Abstract
This study, preliminary to a series of investigations in tuberculosis immunology, represents an attempt to prepare from tuberculin an active principle which may be of value in the early diagnosis of tuberculosis, particularly in connection with a wider range of specificity for the bovine type of tubercle bacillus; secondly, it is concerned with the sensitizing properties of these derivatives.

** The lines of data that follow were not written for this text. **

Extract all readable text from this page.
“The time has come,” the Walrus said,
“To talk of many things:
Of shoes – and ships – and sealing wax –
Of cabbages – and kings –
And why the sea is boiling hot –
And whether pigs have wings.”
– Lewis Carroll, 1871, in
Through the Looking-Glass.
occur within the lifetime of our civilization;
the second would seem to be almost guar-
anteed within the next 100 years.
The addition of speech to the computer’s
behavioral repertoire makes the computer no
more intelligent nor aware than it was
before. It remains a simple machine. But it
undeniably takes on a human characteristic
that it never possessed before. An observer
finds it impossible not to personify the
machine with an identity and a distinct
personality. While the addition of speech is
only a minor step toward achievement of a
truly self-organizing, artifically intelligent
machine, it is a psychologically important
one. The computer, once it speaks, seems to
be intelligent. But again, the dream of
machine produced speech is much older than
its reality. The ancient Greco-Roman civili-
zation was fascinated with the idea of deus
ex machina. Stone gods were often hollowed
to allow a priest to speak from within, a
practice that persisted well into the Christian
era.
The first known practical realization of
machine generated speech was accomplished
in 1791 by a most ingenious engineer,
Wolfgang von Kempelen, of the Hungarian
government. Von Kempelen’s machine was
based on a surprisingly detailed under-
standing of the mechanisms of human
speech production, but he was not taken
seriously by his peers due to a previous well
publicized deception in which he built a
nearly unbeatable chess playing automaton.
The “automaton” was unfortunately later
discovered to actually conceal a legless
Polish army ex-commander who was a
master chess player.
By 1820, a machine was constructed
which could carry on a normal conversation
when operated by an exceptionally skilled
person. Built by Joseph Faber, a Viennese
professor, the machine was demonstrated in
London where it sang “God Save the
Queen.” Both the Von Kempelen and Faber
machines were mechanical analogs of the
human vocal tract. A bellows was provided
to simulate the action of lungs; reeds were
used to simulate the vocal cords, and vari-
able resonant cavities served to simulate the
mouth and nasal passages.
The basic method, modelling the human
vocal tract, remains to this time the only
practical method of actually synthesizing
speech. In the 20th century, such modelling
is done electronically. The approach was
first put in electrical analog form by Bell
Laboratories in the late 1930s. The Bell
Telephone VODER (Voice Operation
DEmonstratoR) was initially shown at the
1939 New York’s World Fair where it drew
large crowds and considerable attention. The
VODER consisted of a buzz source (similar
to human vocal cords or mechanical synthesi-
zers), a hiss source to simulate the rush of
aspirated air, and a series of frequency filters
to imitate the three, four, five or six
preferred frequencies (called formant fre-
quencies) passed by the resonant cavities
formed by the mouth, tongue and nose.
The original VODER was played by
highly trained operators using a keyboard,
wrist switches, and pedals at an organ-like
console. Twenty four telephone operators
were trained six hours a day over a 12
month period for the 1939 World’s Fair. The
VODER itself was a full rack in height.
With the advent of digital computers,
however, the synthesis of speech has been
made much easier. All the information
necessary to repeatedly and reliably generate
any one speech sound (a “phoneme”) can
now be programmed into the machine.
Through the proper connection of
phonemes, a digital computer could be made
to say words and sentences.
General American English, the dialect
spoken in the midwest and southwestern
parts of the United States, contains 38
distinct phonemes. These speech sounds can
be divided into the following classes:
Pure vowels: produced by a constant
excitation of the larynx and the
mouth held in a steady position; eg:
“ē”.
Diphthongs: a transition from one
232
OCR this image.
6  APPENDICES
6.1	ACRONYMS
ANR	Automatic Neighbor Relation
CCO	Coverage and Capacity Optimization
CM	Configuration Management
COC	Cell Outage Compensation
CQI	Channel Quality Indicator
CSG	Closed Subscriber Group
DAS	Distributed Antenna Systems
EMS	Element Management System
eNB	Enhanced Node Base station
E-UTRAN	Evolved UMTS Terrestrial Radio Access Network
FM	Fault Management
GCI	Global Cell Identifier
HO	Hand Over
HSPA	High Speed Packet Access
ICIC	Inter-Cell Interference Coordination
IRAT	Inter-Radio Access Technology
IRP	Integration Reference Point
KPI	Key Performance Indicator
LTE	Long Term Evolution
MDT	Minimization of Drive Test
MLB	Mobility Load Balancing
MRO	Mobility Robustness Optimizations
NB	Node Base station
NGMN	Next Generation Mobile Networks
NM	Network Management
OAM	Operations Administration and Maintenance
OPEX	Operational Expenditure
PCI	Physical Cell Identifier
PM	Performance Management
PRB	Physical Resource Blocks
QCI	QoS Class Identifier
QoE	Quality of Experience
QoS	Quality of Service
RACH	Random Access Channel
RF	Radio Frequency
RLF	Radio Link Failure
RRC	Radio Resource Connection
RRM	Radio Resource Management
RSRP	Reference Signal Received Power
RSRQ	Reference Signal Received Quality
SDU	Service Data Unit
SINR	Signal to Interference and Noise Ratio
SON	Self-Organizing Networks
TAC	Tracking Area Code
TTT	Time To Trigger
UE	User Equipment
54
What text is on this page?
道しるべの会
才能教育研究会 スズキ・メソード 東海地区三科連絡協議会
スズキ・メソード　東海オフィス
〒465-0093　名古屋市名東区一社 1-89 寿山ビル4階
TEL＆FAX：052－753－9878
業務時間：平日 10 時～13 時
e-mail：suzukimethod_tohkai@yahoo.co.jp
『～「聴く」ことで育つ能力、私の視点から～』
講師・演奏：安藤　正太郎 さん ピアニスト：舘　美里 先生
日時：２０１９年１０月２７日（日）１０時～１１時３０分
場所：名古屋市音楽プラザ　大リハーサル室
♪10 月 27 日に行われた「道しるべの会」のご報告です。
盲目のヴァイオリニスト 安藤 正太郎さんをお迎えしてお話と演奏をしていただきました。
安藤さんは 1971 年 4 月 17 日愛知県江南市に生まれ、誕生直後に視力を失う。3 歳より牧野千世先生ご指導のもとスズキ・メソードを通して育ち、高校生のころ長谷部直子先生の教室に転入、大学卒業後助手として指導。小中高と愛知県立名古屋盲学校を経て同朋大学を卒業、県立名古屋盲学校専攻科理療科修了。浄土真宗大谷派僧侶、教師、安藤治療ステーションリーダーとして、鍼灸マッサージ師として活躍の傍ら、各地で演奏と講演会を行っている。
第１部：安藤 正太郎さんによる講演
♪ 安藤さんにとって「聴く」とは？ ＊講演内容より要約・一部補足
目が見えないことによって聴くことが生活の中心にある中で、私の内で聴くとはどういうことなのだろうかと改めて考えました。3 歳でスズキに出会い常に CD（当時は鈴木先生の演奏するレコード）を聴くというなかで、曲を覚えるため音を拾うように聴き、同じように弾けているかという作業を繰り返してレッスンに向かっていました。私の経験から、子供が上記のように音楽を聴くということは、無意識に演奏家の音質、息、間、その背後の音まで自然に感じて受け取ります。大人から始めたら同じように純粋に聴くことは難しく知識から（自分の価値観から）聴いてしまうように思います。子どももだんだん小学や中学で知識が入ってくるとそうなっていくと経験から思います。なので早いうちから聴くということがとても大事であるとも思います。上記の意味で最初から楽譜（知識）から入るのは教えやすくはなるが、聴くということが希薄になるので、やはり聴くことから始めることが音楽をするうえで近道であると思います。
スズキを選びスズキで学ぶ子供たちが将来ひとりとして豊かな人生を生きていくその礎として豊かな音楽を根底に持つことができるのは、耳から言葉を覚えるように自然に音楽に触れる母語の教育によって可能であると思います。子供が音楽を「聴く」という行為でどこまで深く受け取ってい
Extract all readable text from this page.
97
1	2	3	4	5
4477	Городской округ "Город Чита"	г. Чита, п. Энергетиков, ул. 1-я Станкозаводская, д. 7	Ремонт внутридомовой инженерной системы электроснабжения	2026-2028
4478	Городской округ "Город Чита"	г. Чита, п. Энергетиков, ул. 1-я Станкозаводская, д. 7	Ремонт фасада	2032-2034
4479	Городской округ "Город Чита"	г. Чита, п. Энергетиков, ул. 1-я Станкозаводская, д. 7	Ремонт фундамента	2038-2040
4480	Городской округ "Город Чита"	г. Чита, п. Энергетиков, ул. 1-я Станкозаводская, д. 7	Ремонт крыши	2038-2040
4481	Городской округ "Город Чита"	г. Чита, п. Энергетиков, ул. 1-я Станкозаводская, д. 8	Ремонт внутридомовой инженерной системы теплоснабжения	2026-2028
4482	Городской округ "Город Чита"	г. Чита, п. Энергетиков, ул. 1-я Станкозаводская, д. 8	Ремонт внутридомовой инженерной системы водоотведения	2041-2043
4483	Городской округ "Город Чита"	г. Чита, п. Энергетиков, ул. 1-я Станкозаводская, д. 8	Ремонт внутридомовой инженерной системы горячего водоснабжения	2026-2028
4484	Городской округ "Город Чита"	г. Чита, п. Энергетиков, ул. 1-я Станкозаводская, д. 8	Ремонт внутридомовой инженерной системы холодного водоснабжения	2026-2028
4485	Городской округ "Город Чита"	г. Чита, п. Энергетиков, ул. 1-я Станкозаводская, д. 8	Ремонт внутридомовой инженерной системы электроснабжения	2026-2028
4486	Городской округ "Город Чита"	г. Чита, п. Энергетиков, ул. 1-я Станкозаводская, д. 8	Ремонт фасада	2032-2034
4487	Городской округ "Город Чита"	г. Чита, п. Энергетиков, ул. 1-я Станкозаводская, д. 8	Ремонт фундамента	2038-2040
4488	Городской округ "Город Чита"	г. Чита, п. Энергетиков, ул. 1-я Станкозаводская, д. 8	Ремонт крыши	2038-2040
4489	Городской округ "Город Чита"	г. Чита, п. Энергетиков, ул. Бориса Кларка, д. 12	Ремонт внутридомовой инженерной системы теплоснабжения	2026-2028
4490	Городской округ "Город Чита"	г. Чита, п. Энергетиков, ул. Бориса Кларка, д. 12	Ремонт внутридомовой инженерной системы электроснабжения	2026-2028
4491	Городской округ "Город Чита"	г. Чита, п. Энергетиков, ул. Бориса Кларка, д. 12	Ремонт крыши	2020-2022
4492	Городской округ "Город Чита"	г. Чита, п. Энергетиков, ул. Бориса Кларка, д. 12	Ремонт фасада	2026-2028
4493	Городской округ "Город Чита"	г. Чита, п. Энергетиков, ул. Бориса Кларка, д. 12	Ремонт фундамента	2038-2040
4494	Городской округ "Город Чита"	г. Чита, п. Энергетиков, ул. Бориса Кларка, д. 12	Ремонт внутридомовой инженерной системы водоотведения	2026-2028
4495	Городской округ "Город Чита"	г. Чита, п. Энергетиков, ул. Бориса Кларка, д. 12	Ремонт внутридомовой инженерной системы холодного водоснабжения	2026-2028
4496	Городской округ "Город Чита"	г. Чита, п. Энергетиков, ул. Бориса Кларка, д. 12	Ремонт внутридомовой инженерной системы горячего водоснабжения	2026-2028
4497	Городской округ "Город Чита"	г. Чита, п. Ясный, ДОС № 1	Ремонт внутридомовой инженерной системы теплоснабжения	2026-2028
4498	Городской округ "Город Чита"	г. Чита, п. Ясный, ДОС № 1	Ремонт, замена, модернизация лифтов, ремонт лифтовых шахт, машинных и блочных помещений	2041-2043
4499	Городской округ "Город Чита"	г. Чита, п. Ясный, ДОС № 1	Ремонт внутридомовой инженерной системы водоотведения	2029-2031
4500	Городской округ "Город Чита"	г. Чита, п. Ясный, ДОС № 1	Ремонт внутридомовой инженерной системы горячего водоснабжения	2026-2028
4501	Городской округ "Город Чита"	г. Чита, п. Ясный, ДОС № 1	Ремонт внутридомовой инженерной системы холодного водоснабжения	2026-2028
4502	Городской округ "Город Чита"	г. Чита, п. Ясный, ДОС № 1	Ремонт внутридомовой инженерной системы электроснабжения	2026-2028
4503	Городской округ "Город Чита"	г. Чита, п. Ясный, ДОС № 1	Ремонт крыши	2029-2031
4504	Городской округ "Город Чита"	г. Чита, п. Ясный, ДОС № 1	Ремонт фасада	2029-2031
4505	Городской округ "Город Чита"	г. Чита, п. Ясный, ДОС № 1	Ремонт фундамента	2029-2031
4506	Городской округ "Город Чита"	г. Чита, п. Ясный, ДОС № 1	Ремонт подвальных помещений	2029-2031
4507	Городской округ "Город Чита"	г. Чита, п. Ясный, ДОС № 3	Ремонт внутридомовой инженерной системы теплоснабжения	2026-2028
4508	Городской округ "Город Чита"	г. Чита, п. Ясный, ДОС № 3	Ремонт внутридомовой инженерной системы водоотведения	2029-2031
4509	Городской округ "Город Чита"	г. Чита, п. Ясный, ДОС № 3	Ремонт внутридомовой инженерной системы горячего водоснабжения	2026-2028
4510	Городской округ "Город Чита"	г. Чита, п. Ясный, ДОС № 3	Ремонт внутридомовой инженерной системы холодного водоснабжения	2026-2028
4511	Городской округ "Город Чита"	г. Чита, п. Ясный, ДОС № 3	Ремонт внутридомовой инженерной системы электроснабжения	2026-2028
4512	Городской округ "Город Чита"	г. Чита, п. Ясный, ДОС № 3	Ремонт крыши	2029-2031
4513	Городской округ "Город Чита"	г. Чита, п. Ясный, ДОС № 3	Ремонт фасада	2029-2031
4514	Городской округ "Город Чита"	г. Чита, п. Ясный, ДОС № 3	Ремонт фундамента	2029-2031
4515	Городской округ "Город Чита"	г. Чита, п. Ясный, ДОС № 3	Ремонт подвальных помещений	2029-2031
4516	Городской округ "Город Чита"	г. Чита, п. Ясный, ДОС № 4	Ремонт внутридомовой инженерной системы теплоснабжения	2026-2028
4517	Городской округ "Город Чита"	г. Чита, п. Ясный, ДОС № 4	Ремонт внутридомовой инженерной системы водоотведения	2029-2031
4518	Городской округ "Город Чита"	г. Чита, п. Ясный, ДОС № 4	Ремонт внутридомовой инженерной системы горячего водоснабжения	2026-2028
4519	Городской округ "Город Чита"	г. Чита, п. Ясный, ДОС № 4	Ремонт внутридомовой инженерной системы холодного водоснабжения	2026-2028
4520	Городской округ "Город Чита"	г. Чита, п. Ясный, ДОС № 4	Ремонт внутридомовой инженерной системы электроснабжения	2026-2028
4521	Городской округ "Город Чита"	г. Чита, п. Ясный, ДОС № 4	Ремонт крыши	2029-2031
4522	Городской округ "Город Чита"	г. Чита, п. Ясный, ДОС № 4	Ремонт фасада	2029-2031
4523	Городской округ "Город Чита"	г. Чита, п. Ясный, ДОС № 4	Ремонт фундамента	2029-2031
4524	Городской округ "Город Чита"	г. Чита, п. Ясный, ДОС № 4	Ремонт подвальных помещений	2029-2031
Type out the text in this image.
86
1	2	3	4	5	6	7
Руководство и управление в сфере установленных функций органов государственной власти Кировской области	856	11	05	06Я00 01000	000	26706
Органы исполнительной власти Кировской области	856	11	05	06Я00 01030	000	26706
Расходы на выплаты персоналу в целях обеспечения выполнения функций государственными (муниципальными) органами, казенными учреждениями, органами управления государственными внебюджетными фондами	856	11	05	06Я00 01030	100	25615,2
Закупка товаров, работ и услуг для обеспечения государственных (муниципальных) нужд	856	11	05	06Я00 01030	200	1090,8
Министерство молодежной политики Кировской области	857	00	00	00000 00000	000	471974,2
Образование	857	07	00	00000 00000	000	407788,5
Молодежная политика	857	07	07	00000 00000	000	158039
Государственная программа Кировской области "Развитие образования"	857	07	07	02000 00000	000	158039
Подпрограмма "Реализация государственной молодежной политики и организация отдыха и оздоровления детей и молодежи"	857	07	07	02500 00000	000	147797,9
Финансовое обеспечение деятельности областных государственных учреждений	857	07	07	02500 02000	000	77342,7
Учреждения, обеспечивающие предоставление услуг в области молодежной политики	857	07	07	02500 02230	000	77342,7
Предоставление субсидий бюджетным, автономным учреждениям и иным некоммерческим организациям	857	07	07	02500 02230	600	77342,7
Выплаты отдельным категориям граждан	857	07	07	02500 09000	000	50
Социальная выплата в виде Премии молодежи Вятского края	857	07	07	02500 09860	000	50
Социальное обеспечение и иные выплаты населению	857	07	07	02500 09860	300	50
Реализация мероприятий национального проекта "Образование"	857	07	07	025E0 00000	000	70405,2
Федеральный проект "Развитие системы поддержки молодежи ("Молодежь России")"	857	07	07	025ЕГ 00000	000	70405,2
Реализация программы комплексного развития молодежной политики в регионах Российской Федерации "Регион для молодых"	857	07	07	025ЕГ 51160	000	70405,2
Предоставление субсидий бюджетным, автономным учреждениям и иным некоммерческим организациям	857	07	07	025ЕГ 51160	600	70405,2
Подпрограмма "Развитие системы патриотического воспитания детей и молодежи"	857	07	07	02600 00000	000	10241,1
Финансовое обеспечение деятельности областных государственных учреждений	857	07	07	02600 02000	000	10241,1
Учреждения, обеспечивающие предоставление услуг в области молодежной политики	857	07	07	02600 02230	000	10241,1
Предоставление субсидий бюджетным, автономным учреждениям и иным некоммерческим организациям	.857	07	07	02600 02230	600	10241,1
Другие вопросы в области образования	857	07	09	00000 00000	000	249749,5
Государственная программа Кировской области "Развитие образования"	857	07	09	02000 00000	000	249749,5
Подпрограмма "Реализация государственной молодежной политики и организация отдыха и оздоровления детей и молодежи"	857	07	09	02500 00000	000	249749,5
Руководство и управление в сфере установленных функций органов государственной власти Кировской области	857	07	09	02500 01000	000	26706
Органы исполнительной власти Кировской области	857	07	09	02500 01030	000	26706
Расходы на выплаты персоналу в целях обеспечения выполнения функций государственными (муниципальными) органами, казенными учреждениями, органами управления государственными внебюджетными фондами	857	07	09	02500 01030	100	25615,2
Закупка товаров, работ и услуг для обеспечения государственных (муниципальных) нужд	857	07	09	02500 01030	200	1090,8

Up to the present time no substance has been isolated or prepared from tuberculin such that it will sensitize the animal body to subsequent injections of the the same material, or to its native unaltered tuberculin. The requisite for atypical skin reaction with tuberculin is an infection with tuberculosis. Believing that the specific substance which produces a local tuberculin susceptibility is present in the tubercle bacillus and in tuberculin and is the same element in either case, I have investigated certain derivatives with a view to identify a possible antigenic “nucleus”. The failure of tuberculin to develop susceptibility in the sense of a true antibody phenomenon may well be due to technical factors and to conditions related to absorption and dissemination of the material in question. Pharmacologic principles have given abundant evidence of the important rule played by solubility, diffusibility and penetration of substances used in local and general therapy. These fundamental principles are the same for any biologic reaction between tissues and the substances injected, be these drugs, tuberculins, or proteins in general.
Landsteiner and his collaborators demonstrated some years ago the relation between serologic specificity and chemical structure of antigens. The point of departure in the present series of experiments centered on the properties of modified antigens and the possibility of extending the range of specificity through certain chemical alterations of the protein or non-protein substances in tuberculin.